Gone are the days of simply choosing between term and whole life. There are no fewer than four major categories
with many variations and combinations of each:
Term Insurance
This type of insurance provides pure death protection, for a specified period of time, for a
specific premium. It has no cash value and is initially less expensive than other policies for the
same amount of protection.
Some types of term coverage remain level with increasing premium.
Others have a level premium with gradually decreasing benefits.
Term insurance may be purchased in a separate policy or as a rider (supplement) to one of the
other forms of policies - frequently at a discount.
Whole life
This type of insurance provides protection that can be kept for as long as you live. Premiums are
fixed. As the policy ages, its "cash value" increases on a tax-deferred basis. If you cancel your
policy, you receive the cash value that has accumulated. While you continue to own the policy,
you can borrow against the cash value at a favorable rate.
Universal life
This type of insurance adds savings flexibility to the whole life concept of permanent protection.

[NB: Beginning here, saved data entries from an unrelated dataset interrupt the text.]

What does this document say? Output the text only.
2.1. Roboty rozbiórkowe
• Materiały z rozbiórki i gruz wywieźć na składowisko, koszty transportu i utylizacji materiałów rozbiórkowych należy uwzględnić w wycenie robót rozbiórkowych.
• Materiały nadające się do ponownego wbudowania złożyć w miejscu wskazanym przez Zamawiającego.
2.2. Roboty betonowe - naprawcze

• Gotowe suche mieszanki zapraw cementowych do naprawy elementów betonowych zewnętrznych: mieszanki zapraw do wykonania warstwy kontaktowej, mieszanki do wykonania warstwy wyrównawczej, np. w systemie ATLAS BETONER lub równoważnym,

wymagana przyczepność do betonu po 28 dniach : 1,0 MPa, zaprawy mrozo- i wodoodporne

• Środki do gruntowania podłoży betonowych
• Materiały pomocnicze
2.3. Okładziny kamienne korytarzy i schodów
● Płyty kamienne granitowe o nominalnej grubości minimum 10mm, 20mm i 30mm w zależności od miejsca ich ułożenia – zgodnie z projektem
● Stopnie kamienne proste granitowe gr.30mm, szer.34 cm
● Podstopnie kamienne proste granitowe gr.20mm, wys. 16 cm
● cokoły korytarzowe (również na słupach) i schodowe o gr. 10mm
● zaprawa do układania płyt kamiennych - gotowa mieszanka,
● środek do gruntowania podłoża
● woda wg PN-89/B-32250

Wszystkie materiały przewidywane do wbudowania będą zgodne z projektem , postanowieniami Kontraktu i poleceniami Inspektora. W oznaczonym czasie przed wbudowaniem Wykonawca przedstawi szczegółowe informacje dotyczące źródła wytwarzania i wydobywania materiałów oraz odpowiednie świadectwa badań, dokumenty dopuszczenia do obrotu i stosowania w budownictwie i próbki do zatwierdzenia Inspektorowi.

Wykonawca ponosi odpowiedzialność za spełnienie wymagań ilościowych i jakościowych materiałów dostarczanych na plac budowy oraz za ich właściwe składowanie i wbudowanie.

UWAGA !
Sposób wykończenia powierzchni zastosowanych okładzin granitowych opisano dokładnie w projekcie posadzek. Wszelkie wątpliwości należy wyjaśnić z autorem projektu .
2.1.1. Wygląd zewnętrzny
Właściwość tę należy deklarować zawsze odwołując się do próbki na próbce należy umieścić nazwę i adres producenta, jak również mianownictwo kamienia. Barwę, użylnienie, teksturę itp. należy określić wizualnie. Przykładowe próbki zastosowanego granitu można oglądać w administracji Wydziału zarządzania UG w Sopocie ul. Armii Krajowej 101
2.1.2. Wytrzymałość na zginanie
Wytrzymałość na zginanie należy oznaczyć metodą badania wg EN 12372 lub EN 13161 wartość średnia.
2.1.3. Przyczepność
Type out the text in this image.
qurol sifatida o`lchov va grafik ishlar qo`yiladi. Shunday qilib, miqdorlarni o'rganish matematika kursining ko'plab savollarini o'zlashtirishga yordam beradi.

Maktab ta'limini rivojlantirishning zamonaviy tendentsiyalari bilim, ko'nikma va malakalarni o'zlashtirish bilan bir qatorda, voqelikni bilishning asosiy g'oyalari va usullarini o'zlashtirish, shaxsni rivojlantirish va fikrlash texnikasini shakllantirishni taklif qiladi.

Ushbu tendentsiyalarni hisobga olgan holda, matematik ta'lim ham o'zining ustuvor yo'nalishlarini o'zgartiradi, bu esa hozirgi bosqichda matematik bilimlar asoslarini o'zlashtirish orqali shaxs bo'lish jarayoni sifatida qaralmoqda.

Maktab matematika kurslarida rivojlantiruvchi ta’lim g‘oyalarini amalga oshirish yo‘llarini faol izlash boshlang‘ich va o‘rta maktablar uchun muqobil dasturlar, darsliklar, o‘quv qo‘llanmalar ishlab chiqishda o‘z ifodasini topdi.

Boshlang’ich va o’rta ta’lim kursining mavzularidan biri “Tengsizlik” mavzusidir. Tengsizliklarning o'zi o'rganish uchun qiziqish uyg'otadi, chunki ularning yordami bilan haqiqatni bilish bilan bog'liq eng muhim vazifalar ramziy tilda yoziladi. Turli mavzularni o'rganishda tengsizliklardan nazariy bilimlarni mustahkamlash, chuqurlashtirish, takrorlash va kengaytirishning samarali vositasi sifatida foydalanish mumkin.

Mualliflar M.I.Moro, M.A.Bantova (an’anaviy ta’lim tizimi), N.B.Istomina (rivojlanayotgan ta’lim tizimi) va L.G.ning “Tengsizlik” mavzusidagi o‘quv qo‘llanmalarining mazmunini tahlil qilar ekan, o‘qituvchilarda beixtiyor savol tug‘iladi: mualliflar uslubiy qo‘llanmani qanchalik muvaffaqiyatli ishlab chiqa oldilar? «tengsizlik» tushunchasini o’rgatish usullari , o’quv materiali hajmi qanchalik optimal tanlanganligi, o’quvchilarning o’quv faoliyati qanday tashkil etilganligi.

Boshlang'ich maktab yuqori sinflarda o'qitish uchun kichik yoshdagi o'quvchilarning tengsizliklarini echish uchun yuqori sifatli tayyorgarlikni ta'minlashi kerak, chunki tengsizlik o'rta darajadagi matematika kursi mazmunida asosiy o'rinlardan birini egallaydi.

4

In general, a policyholder must pay a certain minimum premium (for death protection) but can
increase the premium, almost at will, in order to increase the savings aspect of the policy. The
cash value will increase based on current interest rates and the amount of premium going
toward the savings or investment portion.
Variable life
This type of insurance combines flexible investment opportunities with insurance protection.
Owners have the opportunity to obtain higher cash values and death benefits by their
investment results. Owners can choose between a variety of fixed income or equity alternatives
and make changes in the future at no cost.
Variable Universal Life
Combines all of the administrative flexibility of universal life and the investment flexibility of
variable life.
WHAT TYPE OF POLICY IS RIGHT FOR ME?
Term insurance is best suited to solve a temporary need. For example, you can use the death
benefits to provide enough funds for a college education or to pay off the mortgage on your
house. Because it is death-only protection, it is less expensive and therefore, more attractive if
you are relatively young.
Whole life insurance is best suited for older individuals with a permanent need. For example,
whole life can be used to provide funds for paying estate taxes or buying a partner’s business
interest if your partner dies before you.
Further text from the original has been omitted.